Independência do Banco Central

O economista também destaca o sucesso do Banco Central em combater a ameaça inflacionária, o que ficou comprovado durante a eleição. Depois de atingir um pico no primeiro semestre, a inflação vem cedendo desde então, ajudada pelos cortes de impostos do governo e a redução da alíquota do ICMS sobre combustíveis, energia elétrica e telecomunicações. Franco ressalta que a independência do Banco Central reforçou o sucesso da política monetária, especialmente num período de eleições.

“Essa é a primeira eleição que tem lugar com o Banco Central independente e com o presidente do Banco Central que vai permanecer no cargo durante dois anos da próxima administração, qualquer que seja o resultado da eleição. Isso alterou a dinâmica da inflação num período especialmente crítico da política brasileira”, diz Franco.

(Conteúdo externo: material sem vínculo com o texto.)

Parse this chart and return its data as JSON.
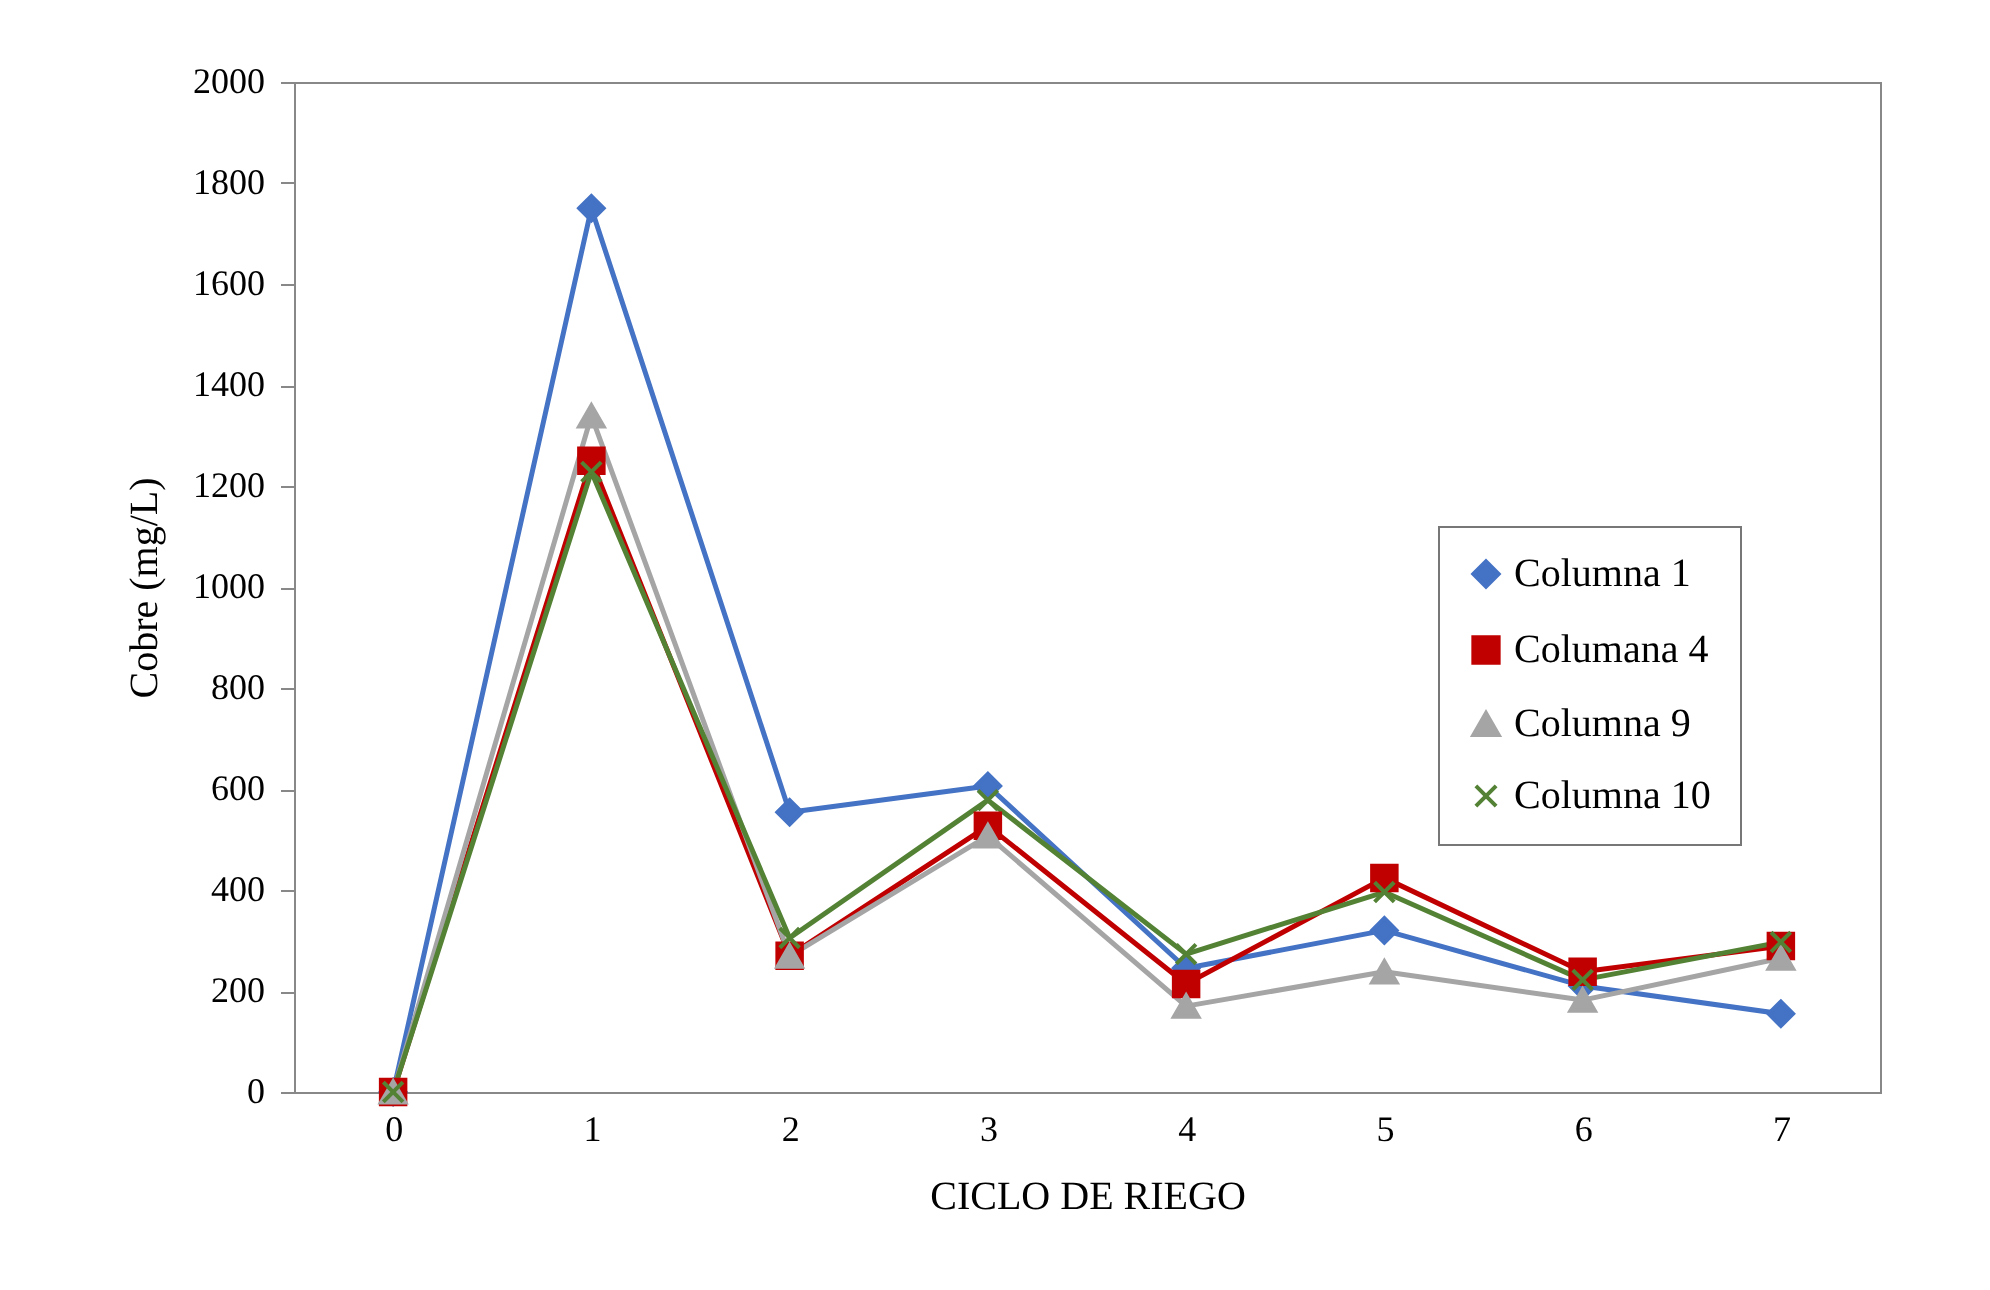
{
  "chart_data": {
    "type": "line",
    "xlabel": "CICLO DE RIEGO",
    "ylabel": "Cobre (mg/L)",
    "categories": [
      "0",
      "1",
      "2",
      "3",
      "4",
      "5",
      "6",
      "7"
    ],
    "series": [
      {
        "name": "Columna 1",
        "color": "#4472c4",
        "marker": "diamond",
        "values": [
          0,
          1750,
          554,
          606,
          245,
          320,
          210,
          155
        ]
      },
      {
        "name": "Columana 4",
        "color": "#c00000",
        "marker": "square",
        "values": [
          0,
          1250,
          270,
          527,
          214,
          424,
          238,
          289
        ]
      },
      {
        "name": "Columna 9",
        "color": "#a5a5a5",
        "marker": "triangle",
        "values": [
          0,
          1339,
          269,
          507,
          170,
          238,
          182,
          265
        ]
      },
      {
        "name": "Columna 10",
        "color": "#548235",
        "marker": "cross",
        "values": [
          0,
          1228,
          305,
          578,
          273,
          396,
          222,
          297
        ]
      }
    ],
    "ylim": [
      0,
      2000
    ],
    "yticks": [
      0,
      200,
      400,
      600,
      800,
      1000,
      1200,
      1400,
      1600,
      1800,
      2000
    ],
    "grid": false,
    "legend": "right",
    "line_style": "solid"
  }
}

“É uma eleição difícil, concorrida. E no entanto a ameaça inflacionária foi domada. Pode-se discutir se o Banco Central pesou a mão demais nos juros. A discussão sobre dosagem da política monetária é um clássico. Mas o Banco Central tomou sua decisão. Foi bem-sucedido em domar a inflação. Temos uma grande vitória para todos nós que foi a consolidação desse conceito da independência do Banco Central, sobre o qual muita gente tinha dúvida. Muita gente que inclusive está concorrendo na eleição”, afirma.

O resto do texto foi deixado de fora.